Per ricostruire il futuro, da evitare è la scorciatoia dell’autoritarismo come soluzione più rapida ed efficace (perché anche la libertà è un bene comune da salvare); come pure il ripristinare il modello economico di ieri, guardando al futuro con lo specchio retrovisore della globalizzazione finanziaria e dello sfruttamento irresponsabile del pianeta (la crisi ecologica ci garantisce pandemie ricorrenti).

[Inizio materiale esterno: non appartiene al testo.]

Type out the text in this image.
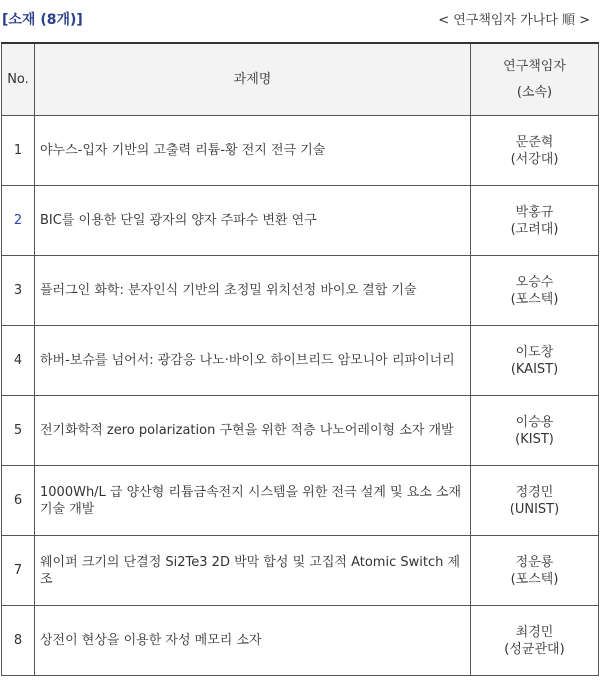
[소재 (8개)]	< 연구책임자 가나다 順 >
No.	과제명	연구책임자
(소속)

1	야누스-입자 기반의 고출력 리튬-황 전지 전극 기술	문준혁
(서강대)

2	BIC를 이용한 단일 광자의 양자 주파수 변환 연구	박홍규
(고려대)

3	플러그인 화학: 분자인식 기반의 초정밀 위치선정 바이오 결합 기술	오승수
(포스텍)

4	하버-보슈를 넘어서: 광감응 나노·바이오 하이브리드 암모니아 리파이너리	이도창
(KAIST)

5	전기화학적 zero polarization 구현을 위한 적층 나노어레이형 소자 개발	이승용
(KIST)

6	1000Wh/L 급 양산형 리튬금속전지 시스템을 위한 전극 설계 및 요소 소재 기술 개발	정경민
(UNIST)

7	웨이퍼 크기의 단결정 Si2Te3 2D 박막 합성 및 고집적 Atomic Switch 제조	정운룡
(포스텍)

8	상전이 현상을 이용한 자성 메모리 소자	최경민
(성균관대)
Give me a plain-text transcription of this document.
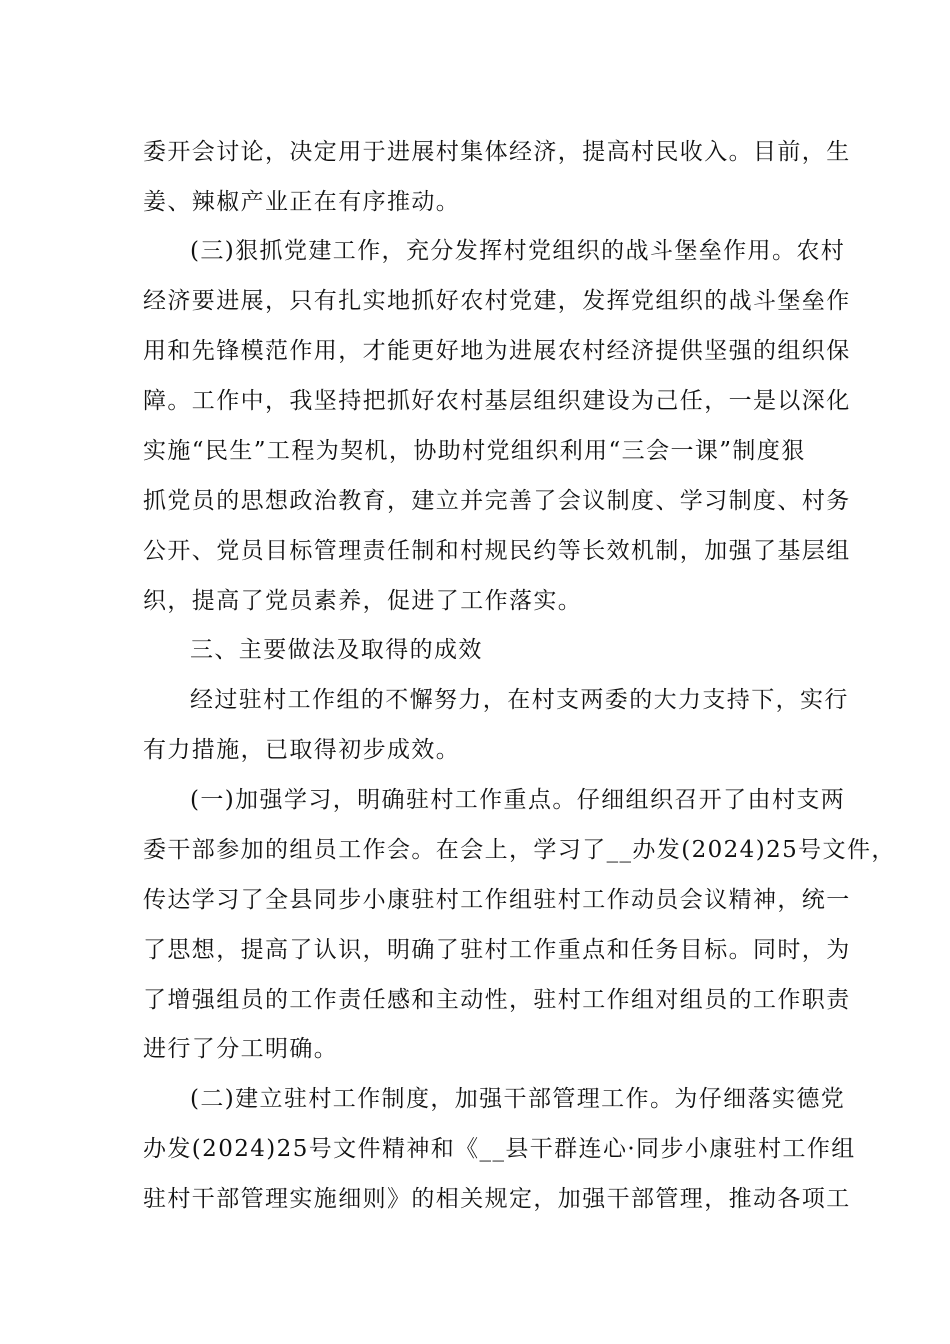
委开会讨论，决定用于进展村集体经济，提高村民收入。目前，生
姜、辣椒产业正在有序推动。
(三)狠抓党建工作，充分发挥村党组织的战斗堡垒作用。农村
经济要进展，只有扎实地抓好农村党建，发挥党组织的战斗堡垒作
用和先锋模范作用，才能更好地为进展农村经济提供坚强的组织保
障。工作中，我坚持把抓好农村基层组织建设为己任，一是以深化
实施“民生”工程为契机，协助村党组织利用“三会一课”制度狠
抓党员的思想政治教育，建立并完善了会议制度、学习制度、村务
公开、党员目标管理责任制和村规民约等长效机制，加强了基层组
织，提高了党员素养，促进了工作落实。
三、主要做法及取得的成效
经过驻村工作组的不懈努力，在村支两委的大力支持下，实行
有力措施，已取得初步成效。
(一)加强学习，明确驻村工作重点。仔细组织召开了由村支两
委干部参加的组员工作会。在会上，学习了__办发(2024)25号文件，
传达学习了全县同步小康驻村工作组驻村工作动员会议精神，统一
了思想，提高了认识，明确了驻村工作重点和任务目标。同时，为
了增强组员的工作责任感和主动性，驻村工作组对组员的工作职责
进行了分工明确。
(二)建立驻村工作制度，加强干部管理工作。为仔细落实德党
办发(2024)25号文件精神和《__县干群连心·同步小康驻村工作组
驻村干部管理实施细则》的相关规定，加强干部管理，推动各项工
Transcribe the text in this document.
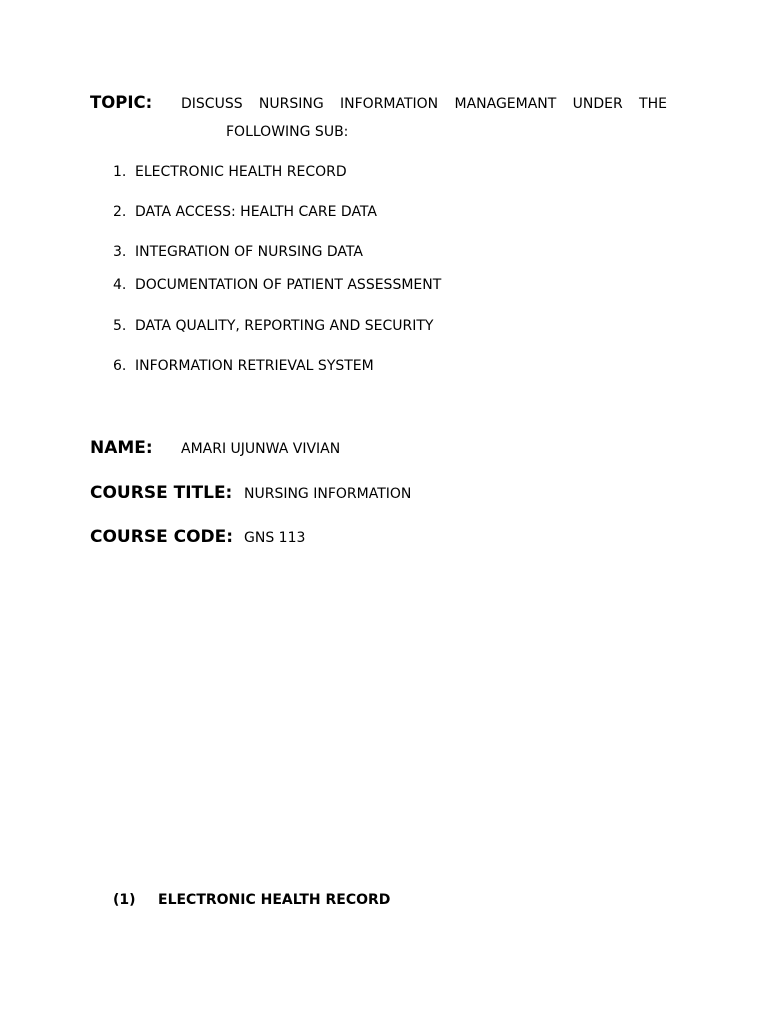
TOPIC: DISCUSS NURSING INFORMATION MANAGEMANT UNDER THE
FOLLOWING SUB:
1. ELECTRONIC HEALTH RECORD
2. DATA ACCESS: HEALTH CARE DATA
3. INTEGRATION OF NURSING DATA
4. DOCUMENTATION OF PATIENT ASSESSMENT
5. DATA QUALITY, REPORTING AND SECURITY
6. INFORMATION RETRIEVAL SYSTEM
NAME: AMARI UJUNWA VIVIAN
COURSE TITLE: NURSING INFORMATION
COURSE CODE: GNS 113
(1)	ELECTRONIC HEALTH RECORD
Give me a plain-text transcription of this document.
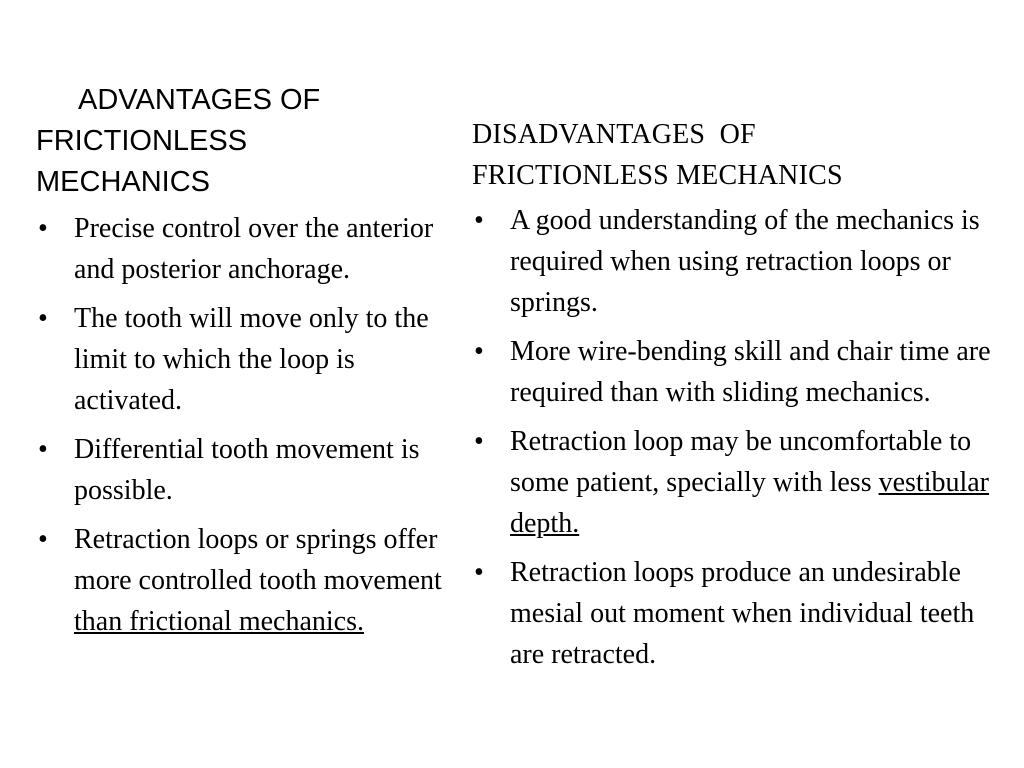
ADVANTAGES OF
FRICTIONLESS
MECHANICS
• Precise control over the anterior and posterior anchorage.
• The tooth will move only to the limit to which the loop is activated.
• Differential tooth movement is possible.
• Retraction loops or springs offer more controlled tooth movement than frictional mechanics.
DISADVANTAGES  OF
FRICTIONLESS MECHANICS
• A good understanding of the mechanics is required when using retraction loops or springs.
• More wire-bending skill and chair time are required than with sliding mechanics.
• Retraction loop may be uncomfortable to some patient, specially with less vestibular depth.
• Retraction loops produce an undesirable mesial out moment when individual teeth are retracted.
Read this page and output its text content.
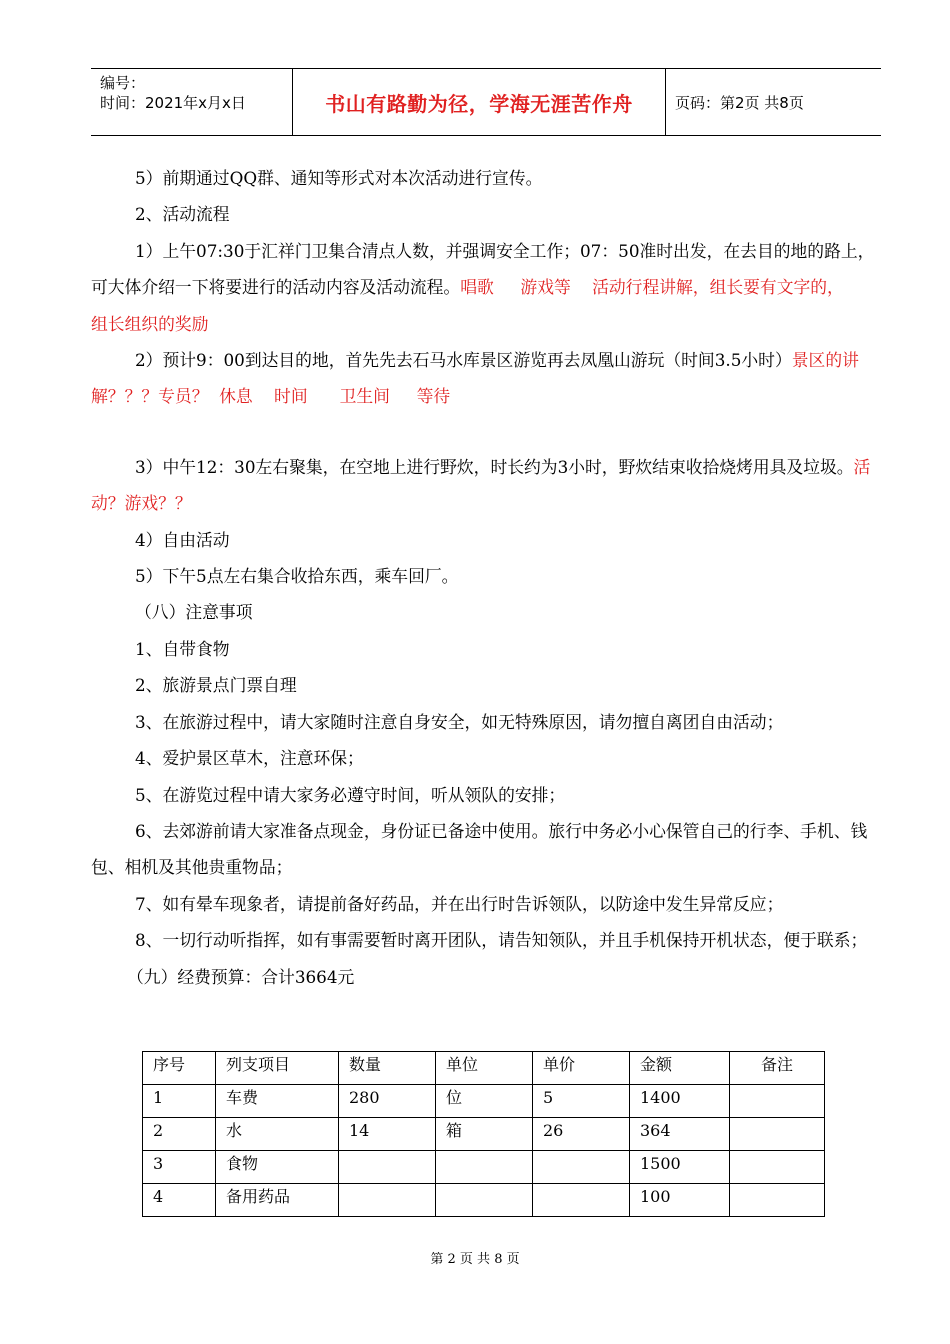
编号：
时间：2021年x月x日	书山有路勤为径，学海无涯苦作舟	页码：第2页 共8页

5）前期通过QQ群、通知等形式对本次活动进行宣传。

2、活动流程

1）上午07:30于汇祥门卫集合清点人数，并强调安全工作；07：50准时出发，在去目的地的路上，可大体介绍一下将要进行的活动内容及活动流程。唱歌     游戏等    活动行程讲解，组长要有文字的，      组长组织的奖励

2）预计9：00到达目的地，首先先去石马水库景区游览再去凤凰山游玩（时间3.5小时）景区的讲解？？？专员？  休息    时间      卫生间     等待

3）中午12：30左右聚集，在空地上进行野炊，时长约为3小时，野炊结束收拾烧烤用具及垃圾。活动？游戏？？

4）自由活动

5）下午5点左右集合收拾东西，乘车回厂。

（八）注意事项

1、自带食物

2、旅游景点门票自理

3、在旅游过程中，请大家随时注意自身安全，如无特殊原因，请勿擅自离团自由活动；

4、爱护景区草木，注意环保；

5、在游览过程中请大家务必遵守时间，听从领队的安排；

6、去郊游前请大家准备点现金，身份证已备途中使用。旅行中务必小心保管自己的行李、手机、钱包、相机及其他贵重物品；

7、如有晕车现象者，请提前备好药品，并在出行时告诉领队，以防途中发生异常反应；

8、一切行动听指挥，如有事需要暂时离开团队，请告知领队，并且手机保持开机状态，便于联系；

（九）经费预算：合计3664元

序号	列支项目	数量	单位	单价	金额	备注
1	车费	280	位	5	1400	
2	水	14	箱	26	364	
3	食物				1500	
4	备用药品				100	
第 2 页 共 8 页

«Sull’orlo del baratro ho capito la cosa più importante», miagolò Zorba. «Ah sì? E che cosa hai capito?», chiese l’umano. «Che vola solo chi osa farlo». Luis Sepúlveda. Nulla tornerà come prima, il nostro lavoro, le nostre abitudini… ma l’amore e la passione ci saranno ancora. Einstein diceva che la misura dell’intelligenza è data dalla capacità di cambiare quando è necessario… Pare sia il momento non di disperarci, ma di verificare la misura della nostra intelligenza.
Covid-19, con la sua “distanza” forzata, ci ha fatto scoprire una nuova vicinanza: siamo tutti interconnessi. Come dice Muhammad Yunus, premio Nobel per la pace nel 2016, ora possiamo nasconderci nelle nostre case, ma dopo, se non costruiamo un mondo più umano, non avremo mura tra le quali nasconderci. È la nostra occasione. Parole come Solidarietà, Bene comune, Fiducia, Fraternità: sono le nostre briciole di Pollicino per ritrovare dopo la pandemia la strada di un futuro di pace, un futuro umano, un futuro.